T-L Photo/ ROBERT A. DEFRANK Bridgeport Mayor Norma Teasdale hears water reports Tuesday. The water connection with Martins Ferry is nearly complete, but the contract with Belmont County may not be certain.

BRIDGEPORT — Village Council selected a new member Tuesday after hearing from two candidates.

Following an executive session, Loyal Springer was appointed to the council seat vacated by Travis Snodgrass when he was named the new street/sanitation commissioner.

“I’ve been a citizen in Bridgeport since 1964,” Springer said early in the meeting, adding that he is a veteran who served in the Vietnam conflict. He then worked for American Electric Power. “I retired a few years ago, and I just think I could help the village if they need help. … I’ll use what skills I have to help the village in any way I can.”

The vote was unanimous. Springer could not be reached for further comment after council’s decision.

Tina Nolan also had applied, as did another individual who was unable to attend the Tuesday meeting.

In other matters Chuck Husted, president of the water board, reported Belmont County may intend to terminate the village water contract at the end of the year. Husted said Bridgeport sold $189,000 of water to the county last year.

“That’s going to hurt us tremendously because right now, that plant was built with the intention of selling to Belmont County clear to Blaine. Right now, we have a $1.9 million debt on that plant,” Husted said, adding the water board will further discuss the matter with the county commissioners.

Afterward, Mayor Norma Teasdale said council will await the next report from the water board.

Husted also reported the water connection with Martins Ferry is nearly finished, with a pump set up at a temporary building on Second Street until a permanent building can be erected.

“The waterline is connected. We’re supposed to start gravity-feeding today, but I think we ran into some other issues,” he said. “We’re working on getting the pump in right now.”

Martins Ferry agreed to sell water to the village after it was discovered that a couple of village wells had been contaminated, reducing its capacity to provide potable water.
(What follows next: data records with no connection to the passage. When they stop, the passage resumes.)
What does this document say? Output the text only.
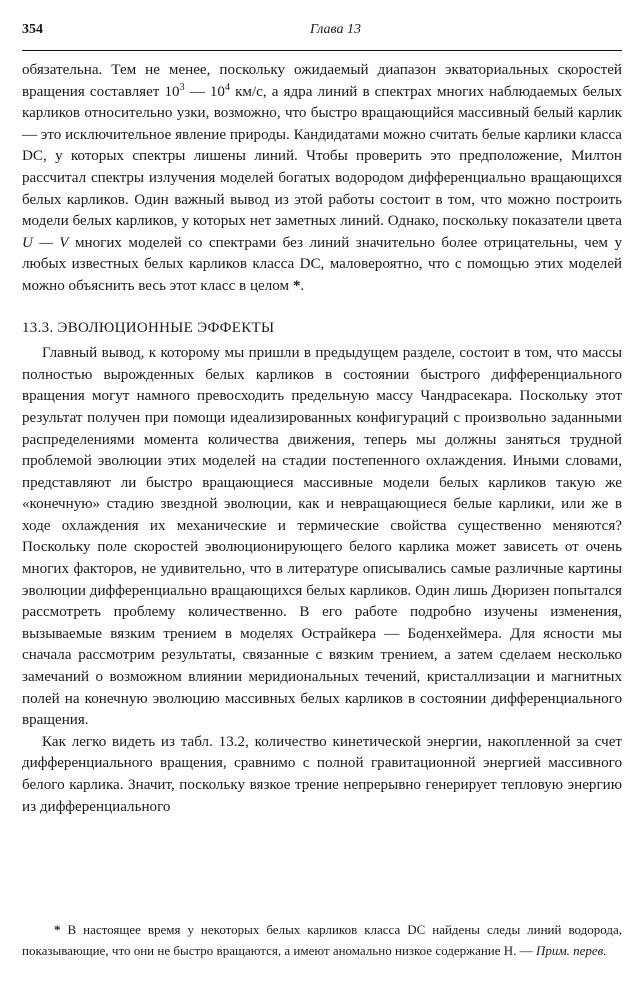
354	Глава 13

обязательна. Тем не менее, поскольку ожидаемый диапазон экваториальных скоростей вращения составляет $10^3$ — $10^4$ км/с, а ядра линий в спектрах многих наблюдаемых белых карликов относительно узки, возможно, что быстро вращающийся массивный белый карлик — это исключительное явление природы. Кандидатами можно считать белые карлики класса DC, у которых спектры лишены линий. Чтобы проверить это предположение, Милтон рассчитал спектры излучения моделей богатых водородом дифференциально вращающихся белых карликов. Один важный вывод из этой работы состоит в том, что можно построить модели белых карликов, у которых нет заметных линий. Однако, поскольку показатели цвета U — V многих моделей со спектрами без линий значительно более отрицательны, чем у любых известных белых карликов класса DC, маловероятно, что с помощью этих моделей можно объяснить весь этот класс в целом *.

13.3. ЭВОЛЮЦИОННЫЕ ЭФФЕКТЫ

Главный вывод, к которому мы пришли в предыдущем разделе, состоит в том, что массы полностью вырожденных белых карликов в состоянии быстрого дифференциального вращения могут намного превосходить предельную массу Чандрасекара. Поскольку этот результат получен при помощи идеализированных конфигураций с произвольно заданными распределениями момента количества движения, теперь мы должны заняться трудной проблемой эволюции этих моделей на стадии постепенного охлаждения. Иными словами, представляют ли быстро вращающиеся массивные модели белых карликов такую же «конечную» стадию звездной эволюции, как и невращающиеся белые карлики, или же в ходе охлаждения их механические и термические свойства существенно меняются? Поскольку поле скоростей эволюционирующего белого карлика может зависеть от очень многих факторов, не удивительно, что в литературе описывались самые различные картины эволюции дифференциально вращающихся белых карликов. Один лишь Дюризен попытался рассмотреть проблему количественно. В его работе подробно изучены изменения, вызываемые вязким трением в моделях Острайкера — Боденхеймера. Для ясности мы сначала рассмотрим результаты, связанные с вязким трением, а затем сделаем несколько замечаний о возможном влиянии меридиональных течений, кристаллизации и магнитных полей на конечную эволюцию массивных белых карликов в состоянии дифференциального вращения.

Как легко видеть из табл. 13.2, количество кинетической энергии, накопленной за счет дифференциального вращения, сравнимо с полной гравитационной энергией массивного белого карлика. Значит, поскольку вязкое трение непрерывно генерирует тепловую энергию из дифференциального

* В настоящее время у некоторых белых карликов класса DC найдены следы линий водорода, показывающие, что они не быстро вращаются, а имеют аномально низкое содержание Н. — Прим. перев.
“We’ve had numerous calls from the (Ohio Environmental Protection Agency) about this project. We’ve been lucky enough so far they estimate this project, with the … building when it’s up at $569,000. The EPA finance assistance granted us $550,000 so far. We’re not sure what all’s going to be involved in the permanent building, but that’s going to have to be engineered out, put out to bid.”

He said Bridgeport and Martins Ferry continue to negotiate about rates.

He added that the village continues to be in need of water meters. He said 100 meters are read monthly, but between 500 and 600 meters need to be put in.

“We’ve got to account for every bit of water,” he said.

Council also heard from Andy Reed of the Aetnaville area, who asked that a no-engine-brake zone be established on a section of Ohio 7 from Aetnaville south to the overpass, about a quarter-mile.

“So many of the trucks going up and down the highway are using their engine braking unnecessarily. It’s flat ground and short distance. There’s no need for that. They’re treating Route 7 like it’s a private race track,” he said.

David and Tilynn Holmes of Alexander Drive have also requested a variation to the village’s animal ordinance to allow the use of undeveloped acres for a small farm. Teasdale said the matter will be considered and an answer given at a later meeting.